This repository contains three web scrapers designed to fetch job listings from different career platforms: Greenhouse, Lever, and Workday. Each scraper is implemented in Python and uses libraries such as Requests, BeautifulSoup, Selenium, and Pandas to extract and save job data.
- Greenhouse Scraper: Fetches job listings from Greenhouse career pages.
- Lever Scraper: Fetches job listings from Lever career pages.
- Workday Scraper: Fetches job listings from Workday career pages.
- CSV Output: Saves job data into CSV files for each platform.
- Error Logging: Logs companies that encounter errors during scraping.
- Python 3.x
- Requests
- BeautifulSoup
- Selenium
- Pandas
- ChromeDriver
-
Clone the repository: git clone https://github.com/your-username/Web-Crawlers.git
-
Install dependencies: pip install requests beautifulsoup4 selenium pandas
-
Download ChromeDriver: Ensure you have ChromeDriver installed and its path correctly set in the script.
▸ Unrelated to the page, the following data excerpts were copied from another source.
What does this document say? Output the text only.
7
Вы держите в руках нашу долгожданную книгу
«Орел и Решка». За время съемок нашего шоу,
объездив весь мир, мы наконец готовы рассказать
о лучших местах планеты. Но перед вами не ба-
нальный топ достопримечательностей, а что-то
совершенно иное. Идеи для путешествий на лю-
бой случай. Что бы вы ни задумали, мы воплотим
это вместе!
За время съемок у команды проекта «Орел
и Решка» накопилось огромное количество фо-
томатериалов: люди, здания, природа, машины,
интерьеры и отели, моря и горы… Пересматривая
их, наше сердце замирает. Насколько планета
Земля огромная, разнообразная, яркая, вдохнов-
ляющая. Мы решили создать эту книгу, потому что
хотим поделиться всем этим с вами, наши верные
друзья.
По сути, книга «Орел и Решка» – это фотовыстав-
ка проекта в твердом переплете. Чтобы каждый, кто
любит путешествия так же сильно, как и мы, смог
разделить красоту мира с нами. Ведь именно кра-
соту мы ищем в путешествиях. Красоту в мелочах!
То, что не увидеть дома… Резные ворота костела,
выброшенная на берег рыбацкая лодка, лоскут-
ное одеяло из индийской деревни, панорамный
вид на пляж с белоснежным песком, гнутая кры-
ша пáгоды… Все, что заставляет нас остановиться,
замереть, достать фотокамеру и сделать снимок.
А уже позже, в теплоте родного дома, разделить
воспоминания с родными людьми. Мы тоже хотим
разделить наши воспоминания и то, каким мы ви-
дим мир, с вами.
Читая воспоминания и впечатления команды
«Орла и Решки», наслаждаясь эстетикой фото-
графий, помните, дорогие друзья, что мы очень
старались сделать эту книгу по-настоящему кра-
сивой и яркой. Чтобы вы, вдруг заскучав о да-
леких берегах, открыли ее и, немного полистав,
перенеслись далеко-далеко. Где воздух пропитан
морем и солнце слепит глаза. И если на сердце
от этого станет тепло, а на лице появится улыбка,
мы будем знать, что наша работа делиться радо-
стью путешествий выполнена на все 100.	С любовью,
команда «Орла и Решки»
You can download ChromeDriver from the ChromeDriver website.
-
Run the script: a. Greenhouse Scraper : python greenhouse.py b. Lever Scraper : python lever.py c. Workday Scraper : python workday.py
Each script will:
- Read company names or URLs from the respective configuration files.
- Scrape job listings from the corresponding career pages.
- Save the job data into CSV files in the respective output directories.
- Log any companies that encountered errors during scraping.
The script generates CSV files named {company_name}_jobs.csv. Each file contains the following columns:
Job Title: The title of the job. Job Location: The location of the job. Job Link: The URL to the job listing.
- CSS Selectors: If the job listings are not being scraped correctly, update the CSS selectors in css_selectors.json.
- ChromeDriver Path: Ensure the chrome_driver_path variable in the script points to the correct location of your ChromeDriver.